Report this review (#211198)
Posted Monday, April 13, 2009 | Review Permalink
DamoXt7942
FORUM & SITE ADMIN GROUP
Avant/Cross/Neo/Post Teams
4 stars One of the most beautiful but short-lived Japanese progressive bands.

SHINGETSU is, at least in my humble opinion, one of the most greatest Japanese symphonic rock bands, with featuring melodic keyboard player Akira Hanamoto and lyrical vocalist Makoto Kitayama. And here what I want to say strongly is that all songs in this historic album should need the musical sense of all SHINGETSU's players. Personally I love Haruhiko Tsuda's dragging and drowsy guitar...without the unusual guitar sound SHINGETSU's music style won't go well. Of course, strict but flexible rhythm section by Shizuo Suzuki's bass and Naoya Takahashi's drums is absolutely important. This Japanese pride was constructed by these talented player.
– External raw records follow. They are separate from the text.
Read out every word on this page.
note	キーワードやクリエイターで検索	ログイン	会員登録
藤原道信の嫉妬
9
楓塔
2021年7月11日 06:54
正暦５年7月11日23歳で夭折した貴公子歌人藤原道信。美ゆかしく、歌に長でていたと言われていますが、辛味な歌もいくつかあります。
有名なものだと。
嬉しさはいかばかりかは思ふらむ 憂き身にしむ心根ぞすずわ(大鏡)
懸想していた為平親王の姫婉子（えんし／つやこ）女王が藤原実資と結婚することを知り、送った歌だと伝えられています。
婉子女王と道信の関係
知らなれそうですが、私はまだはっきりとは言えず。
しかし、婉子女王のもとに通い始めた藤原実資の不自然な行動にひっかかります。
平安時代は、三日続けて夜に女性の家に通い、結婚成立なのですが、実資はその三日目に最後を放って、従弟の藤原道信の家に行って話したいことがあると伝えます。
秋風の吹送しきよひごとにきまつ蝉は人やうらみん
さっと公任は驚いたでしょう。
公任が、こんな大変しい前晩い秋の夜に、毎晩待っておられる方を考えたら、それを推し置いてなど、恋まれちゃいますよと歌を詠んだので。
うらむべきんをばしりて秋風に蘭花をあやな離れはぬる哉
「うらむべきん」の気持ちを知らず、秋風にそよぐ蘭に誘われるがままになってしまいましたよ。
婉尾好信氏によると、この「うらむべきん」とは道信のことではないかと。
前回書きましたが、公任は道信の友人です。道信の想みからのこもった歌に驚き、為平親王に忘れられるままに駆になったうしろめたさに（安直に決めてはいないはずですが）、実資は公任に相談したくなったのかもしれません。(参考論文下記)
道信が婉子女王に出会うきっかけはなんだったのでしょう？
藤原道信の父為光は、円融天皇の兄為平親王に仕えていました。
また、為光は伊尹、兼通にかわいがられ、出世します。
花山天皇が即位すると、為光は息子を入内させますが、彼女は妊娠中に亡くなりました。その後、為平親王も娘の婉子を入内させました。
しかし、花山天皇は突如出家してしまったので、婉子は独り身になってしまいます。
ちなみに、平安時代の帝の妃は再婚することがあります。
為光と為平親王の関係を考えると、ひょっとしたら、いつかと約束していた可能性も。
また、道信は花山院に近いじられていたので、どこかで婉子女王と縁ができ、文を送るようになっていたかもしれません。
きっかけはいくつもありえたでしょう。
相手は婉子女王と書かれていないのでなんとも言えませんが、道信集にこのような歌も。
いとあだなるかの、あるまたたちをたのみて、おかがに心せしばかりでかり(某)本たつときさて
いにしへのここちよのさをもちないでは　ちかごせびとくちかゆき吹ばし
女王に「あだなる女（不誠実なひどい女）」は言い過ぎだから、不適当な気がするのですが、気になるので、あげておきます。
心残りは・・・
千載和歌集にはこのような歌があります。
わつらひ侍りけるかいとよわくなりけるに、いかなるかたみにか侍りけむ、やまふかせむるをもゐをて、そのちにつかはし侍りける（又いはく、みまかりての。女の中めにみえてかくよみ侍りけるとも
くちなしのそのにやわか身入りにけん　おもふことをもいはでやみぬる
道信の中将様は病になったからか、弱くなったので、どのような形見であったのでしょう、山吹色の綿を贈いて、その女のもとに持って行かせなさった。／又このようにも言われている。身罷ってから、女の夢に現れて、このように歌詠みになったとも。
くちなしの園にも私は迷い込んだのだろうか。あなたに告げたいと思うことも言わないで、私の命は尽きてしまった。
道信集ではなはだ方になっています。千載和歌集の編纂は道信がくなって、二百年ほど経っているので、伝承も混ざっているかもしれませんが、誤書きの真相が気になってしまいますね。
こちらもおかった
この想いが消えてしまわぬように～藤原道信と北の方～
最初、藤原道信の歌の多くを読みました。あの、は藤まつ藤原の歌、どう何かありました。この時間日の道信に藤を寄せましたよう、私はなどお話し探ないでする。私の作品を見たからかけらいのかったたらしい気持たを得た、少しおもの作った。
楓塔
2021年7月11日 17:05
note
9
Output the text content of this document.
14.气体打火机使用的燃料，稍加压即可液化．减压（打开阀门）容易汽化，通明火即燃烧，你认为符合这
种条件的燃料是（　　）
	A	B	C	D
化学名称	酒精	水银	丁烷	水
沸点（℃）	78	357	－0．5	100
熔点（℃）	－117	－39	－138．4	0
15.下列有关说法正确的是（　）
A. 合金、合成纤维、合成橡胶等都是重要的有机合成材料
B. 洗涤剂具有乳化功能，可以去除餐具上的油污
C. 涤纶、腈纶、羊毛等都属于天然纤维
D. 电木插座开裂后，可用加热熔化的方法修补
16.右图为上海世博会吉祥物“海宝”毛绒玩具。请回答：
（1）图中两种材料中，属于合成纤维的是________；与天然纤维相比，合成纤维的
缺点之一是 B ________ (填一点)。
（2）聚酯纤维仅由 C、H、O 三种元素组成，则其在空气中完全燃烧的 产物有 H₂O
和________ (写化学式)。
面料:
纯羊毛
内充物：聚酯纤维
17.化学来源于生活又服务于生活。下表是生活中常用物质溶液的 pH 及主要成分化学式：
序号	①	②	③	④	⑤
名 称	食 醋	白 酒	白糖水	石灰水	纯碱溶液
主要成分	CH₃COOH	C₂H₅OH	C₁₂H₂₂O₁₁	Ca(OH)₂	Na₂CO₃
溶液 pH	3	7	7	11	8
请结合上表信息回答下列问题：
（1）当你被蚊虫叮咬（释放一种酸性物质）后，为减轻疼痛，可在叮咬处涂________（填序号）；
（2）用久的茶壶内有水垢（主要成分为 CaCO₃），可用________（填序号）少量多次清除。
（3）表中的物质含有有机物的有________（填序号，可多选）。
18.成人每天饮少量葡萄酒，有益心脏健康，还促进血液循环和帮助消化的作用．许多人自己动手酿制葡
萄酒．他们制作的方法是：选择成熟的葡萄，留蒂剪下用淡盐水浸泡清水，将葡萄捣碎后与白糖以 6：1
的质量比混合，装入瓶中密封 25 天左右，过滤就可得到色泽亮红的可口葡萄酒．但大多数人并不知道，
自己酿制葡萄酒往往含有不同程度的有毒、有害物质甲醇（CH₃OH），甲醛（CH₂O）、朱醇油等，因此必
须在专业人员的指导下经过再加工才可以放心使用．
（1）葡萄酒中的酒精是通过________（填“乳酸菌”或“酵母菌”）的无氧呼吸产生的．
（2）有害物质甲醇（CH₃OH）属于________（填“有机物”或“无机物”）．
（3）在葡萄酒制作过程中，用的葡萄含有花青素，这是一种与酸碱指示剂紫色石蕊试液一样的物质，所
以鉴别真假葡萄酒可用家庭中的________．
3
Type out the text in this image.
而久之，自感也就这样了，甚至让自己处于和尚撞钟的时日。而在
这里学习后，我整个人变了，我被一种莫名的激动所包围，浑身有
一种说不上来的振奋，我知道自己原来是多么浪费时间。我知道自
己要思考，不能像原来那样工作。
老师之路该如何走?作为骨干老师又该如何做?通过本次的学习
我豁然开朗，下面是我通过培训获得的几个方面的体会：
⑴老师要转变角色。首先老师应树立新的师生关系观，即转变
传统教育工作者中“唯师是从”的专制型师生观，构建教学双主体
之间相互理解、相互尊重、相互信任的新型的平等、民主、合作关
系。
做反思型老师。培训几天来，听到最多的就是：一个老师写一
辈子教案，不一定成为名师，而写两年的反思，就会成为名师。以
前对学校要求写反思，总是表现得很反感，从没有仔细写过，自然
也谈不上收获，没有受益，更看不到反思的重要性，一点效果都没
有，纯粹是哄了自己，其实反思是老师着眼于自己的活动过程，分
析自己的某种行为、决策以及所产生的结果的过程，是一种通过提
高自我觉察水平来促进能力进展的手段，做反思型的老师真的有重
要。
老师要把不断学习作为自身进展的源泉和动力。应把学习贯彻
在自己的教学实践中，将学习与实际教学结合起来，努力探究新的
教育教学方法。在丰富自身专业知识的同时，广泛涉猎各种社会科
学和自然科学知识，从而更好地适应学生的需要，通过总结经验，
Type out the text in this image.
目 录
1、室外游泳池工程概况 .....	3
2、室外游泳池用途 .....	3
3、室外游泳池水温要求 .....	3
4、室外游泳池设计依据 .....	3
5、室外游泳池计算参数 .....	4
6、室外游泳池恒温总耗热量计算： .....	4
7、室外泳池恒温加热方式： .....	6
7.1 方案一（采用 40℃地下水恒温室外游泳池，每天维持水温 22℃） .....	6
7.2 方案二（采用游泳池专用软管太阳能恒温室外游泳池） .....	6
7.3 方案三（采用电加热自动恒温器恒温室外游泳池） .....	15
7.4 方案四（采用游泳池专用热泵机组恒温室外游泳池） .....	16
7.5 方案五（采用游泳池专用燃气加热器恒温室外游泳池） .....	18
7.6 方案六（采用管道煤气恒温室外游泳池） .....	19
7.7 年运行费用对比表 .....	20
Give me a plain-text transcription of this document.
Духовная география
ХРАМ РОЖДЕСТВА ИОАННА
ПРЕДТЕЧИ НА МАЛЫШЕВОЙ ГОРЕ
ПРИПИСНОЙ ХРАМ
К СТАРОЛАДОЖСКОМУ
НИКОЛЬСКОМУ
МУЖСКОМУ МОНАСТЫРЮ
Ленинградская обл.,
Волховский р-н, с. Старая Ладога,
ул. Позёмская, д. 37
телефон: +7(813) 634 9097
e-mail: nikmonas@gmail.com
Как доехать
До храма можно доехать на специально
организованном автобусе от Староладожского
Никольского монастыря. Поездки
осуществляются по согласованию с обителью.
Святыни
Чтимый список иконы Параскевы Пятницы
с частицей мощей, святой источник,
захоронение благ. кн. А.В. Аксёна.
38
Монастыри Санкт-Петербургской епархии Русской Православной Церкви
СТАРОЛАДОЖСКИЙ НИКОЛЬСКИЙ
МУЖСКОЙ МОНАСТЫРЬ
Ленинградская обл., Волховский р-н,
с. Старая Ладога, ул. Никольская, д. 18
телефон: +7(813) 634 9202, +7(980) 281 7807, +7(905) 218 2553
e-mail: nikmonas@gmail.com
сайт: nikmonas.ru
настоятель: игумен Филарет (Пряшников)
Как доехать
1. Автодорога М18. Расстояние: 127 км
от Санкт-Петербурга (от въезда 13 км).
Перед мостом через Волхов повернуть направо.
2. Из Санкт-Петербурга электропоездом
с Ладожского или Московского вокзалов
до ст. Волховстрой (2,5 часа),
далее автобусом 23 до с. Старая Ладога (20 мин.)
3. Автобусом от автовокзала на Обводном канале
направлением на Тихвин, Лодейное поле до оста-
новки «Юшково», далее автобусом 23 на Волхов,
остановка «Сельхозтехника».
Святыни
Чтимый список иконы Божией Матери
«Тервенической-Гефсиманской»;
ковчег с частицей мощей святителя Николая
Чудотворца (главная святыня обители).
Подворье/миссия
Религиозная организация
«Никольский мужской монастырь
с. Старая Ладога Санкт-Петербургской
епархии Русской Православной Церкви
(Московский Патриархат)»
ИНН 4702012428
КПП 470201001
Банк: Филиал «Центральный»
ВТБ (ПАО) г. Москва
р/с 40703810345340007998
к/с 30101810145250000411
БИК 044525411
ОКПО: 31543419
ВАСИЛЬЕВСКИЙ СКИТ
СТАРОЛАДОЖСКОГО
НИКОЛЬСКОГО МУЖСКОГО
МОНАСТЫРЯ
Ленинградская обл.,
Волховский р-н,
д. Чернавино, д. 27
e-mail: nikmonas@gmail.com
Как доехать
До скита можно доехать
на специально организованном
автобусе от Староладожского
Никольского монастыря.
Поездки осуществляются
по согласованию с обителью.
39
Their masterpiece, Oni is the greatest! A plaintive melody by Akira can go with clear and transparent voice and a little languid guitar. Oni, a Japanese terrible monster, seems (hears?) to be even kind and gentle, and be dancing slowly and elegantly. Pop and catchy (even in this work) is the song Asa No Muko Gawa (The Other Side Of Morning). So fresh and like we enjoy morning salad. They are attractive on pop world, too. :-) Hatsunetsu No Machikado (Influential Street) can let us amazed with its reverse play and eccentric plus fantastic tune. This song includes some styles of a march, a ballad, and a rock. Like a lunchbox with various materials LOL. I suggest this song playing be their real pleasure. On the contrary, Reito (Freeze) is a more classic piece, and extremely big Kagaku No Yoru (Night Collector) is like a theme-song of some Japanese hero TV programs... :-) Exactly, this song has a theme of a boy with some extrasensory perceptions and it's natural the song has such an atmosphere.

All the songs are written in Japanese, not English. They might have a patriotic spirit. But I'm sure this work of theirs should be accepted all over the progressive rock world.